Hürriyet daily columnist Cengiz Çandar made a reference to Prime Minister Recep Tayyip Erdoğan’s comments concerning the Yıldırım verdict that he made while speaking to reporters at an airport before leaving for Brussels. Çandar quoted Erdoğan saying: “I consider the timing [of the Supreme Court of Appeals ruling] significant. Why wasn’t it announced before? Why was it announced just before the elections? They could have done it after March 30. This is to confuse people’s minds. I believe that a ‘parallel state’ that dominates the judiciary has taken that step as a result of its delicate calculations.” According to Çandar, Erdoğan was suggesting with that statement that the Hizmet (Service) movement was behind the court rulings against Yıldırım. Çandar wrote: “However, members and supporters of Fenerbahçe are no longer so naive as to buy Erdoğan’s words. … Nowadays, Erdoğan is leading a defamation campaign to black out the truth and to distort the facts through the discourses of ‘parallel state,’ ‘there is no corruption; but a coup’ and ‘international conspiracy’.” Çandar then quoted Yıldırım responding to a question asking if he thinks that the Hizmet movement is behind the case against Fenerbahçe, in an interview he recently gave to the Wall Street Journal (WSJ), saying: “This is not what I think. This is what the prime minister of the Turkish Republic thinks.”

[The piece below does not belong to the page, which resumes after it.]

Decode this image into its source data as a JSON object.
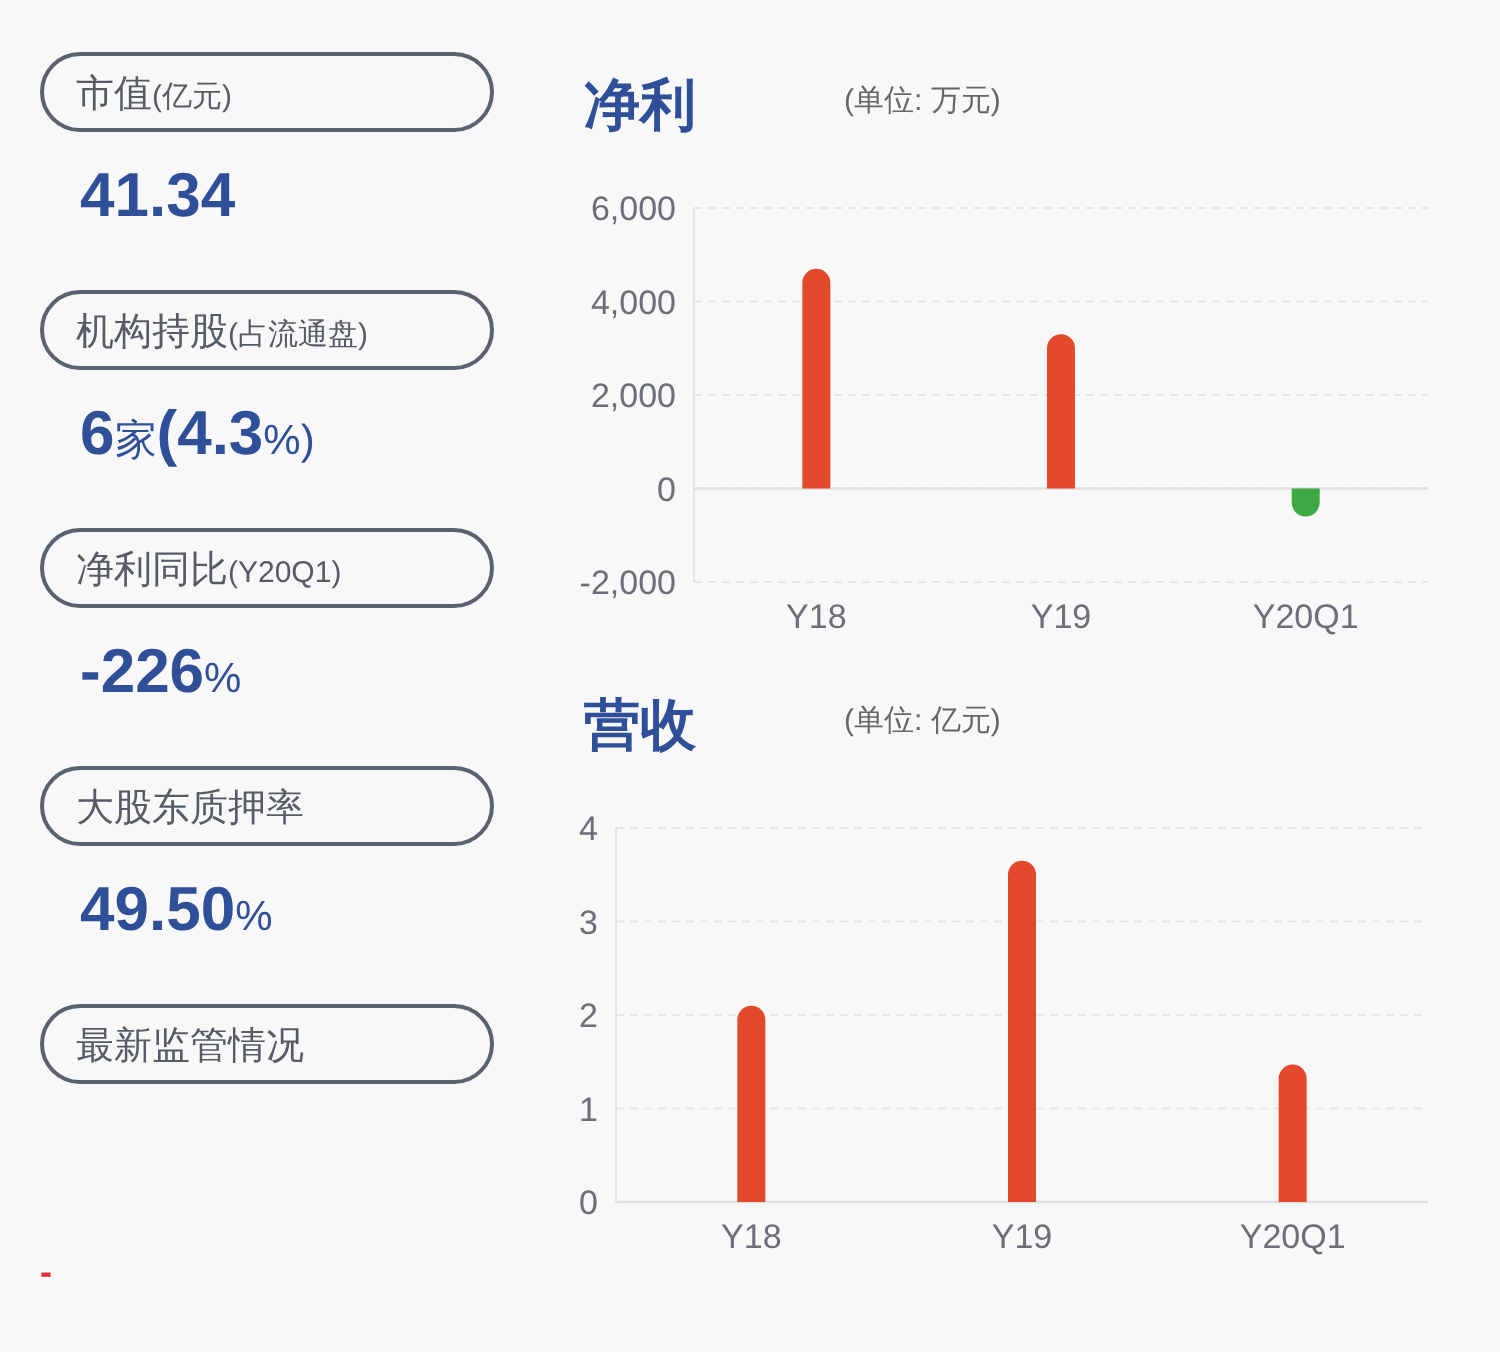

With respect to the upholding of Yıldırım’s conviction, the Vatan daily’s Sanem Altan criticized the stance of the Turkish Football Federation (TFF) in her Wednesday column. Altan wrote: “What kind of a state is it where a court and a federation [TFF] can have such contradicting decisions? And is a football system reliable when it can have completely opposite decisions with the judiciary? … UEFA says ‘the crime has occurred,’ courts say ‘yes, it has’ and rule for conviction, the TFF says ‘no, there is no crime for us’.” Altan also asked, “How can the prime minister label the judiciary as unreliable by attributing the ruling to a ‘parallel state’?”